Storage means for storing an allowable value determined based on outputs of the two sets of detection means in a specific state during normal operation of the detection sensor; and the detection sensor by the separation means in the two sets of detection means. Either of the outputs of the two sets of detection means when separated and brought into the specific state is
A failure diagnosing device for a force or load detection sensor, comprising: comparing means for comparing whether or not the allowable values respectively corresponding to these are exceeded. 2. The force or load detection sensor failure diagnosing device according to claim 1, wherein the comparing means causes one of the outputs of the two sets of detecting means to exceed the permissible value corresponding thereto.

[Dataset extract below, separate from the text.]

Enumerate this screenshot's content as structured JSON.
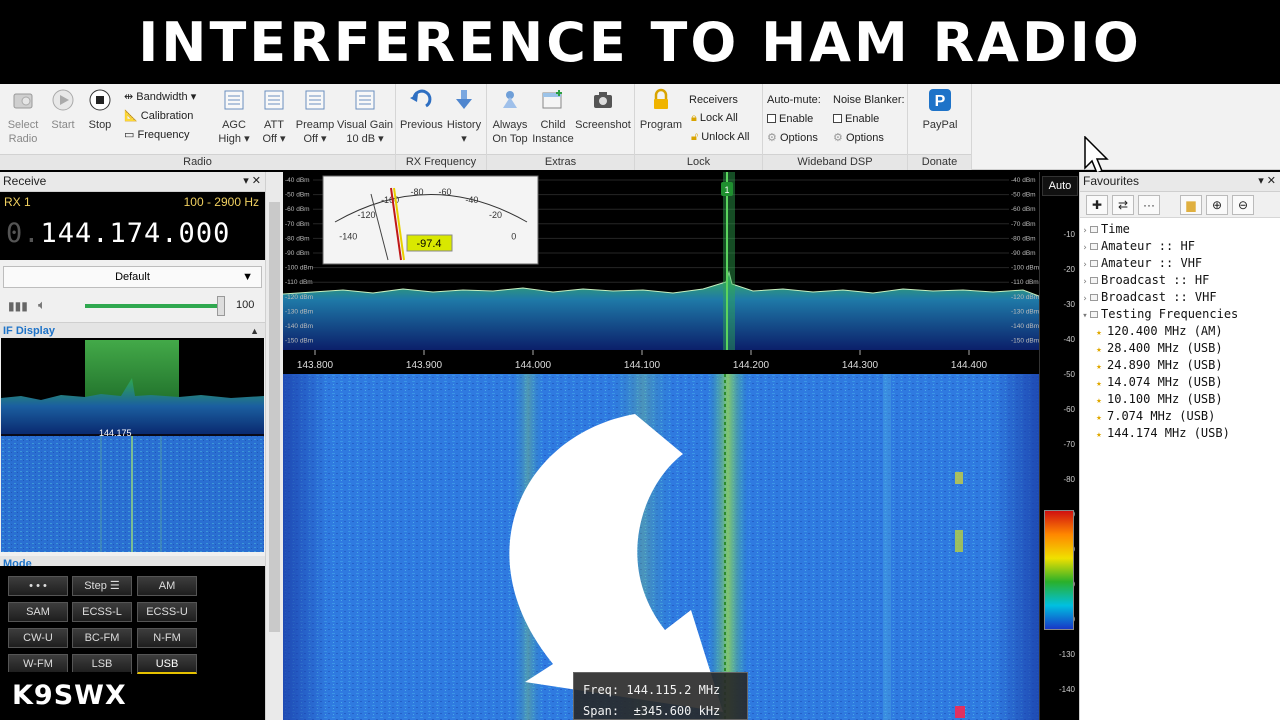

A failure diagnosing device for a force or load detection sensor, which is provided with an alarming device which is activated when it is determined that the force or load is detected. 3. The failure diagnosis device for a force or load detection sensor according to claim 1, wherein the specific state is a state in which no force or load is applied. .. 4. The force or load detection sensor failure diagnosis device according to claim 1, 2 or 3, wherein one of the two sets of detection means determines that the corresponding allowable value is exceeded. A failure self-recovery device for a load detection sensor, comprising conversion means for converting an output from the other of the two sets of detection means into an output of the load sensor. 5. A force or load detection sensor configured to be separable into two sets of force or load detection means, and a separation means for separating the load detection sensor into the two sets of detection means.
The permissible value of the relational expression with respect to the force or load of the output of each of the detection means, which is determined based on the output of each of the two sets of detection means at the time of normal operation of the detection sensor when different forces or loads are applied, is stored. The storage means and the detection sensor are separated into the two sets of detection means by the separation means, and a relational expression with respect to the force or load of the output of the two sets of detection means is obtained. A failure diagnosing device for a force or load detecting sensor, comprising: comparing means for comparing whether or not the corresponding allowable values are exceeded.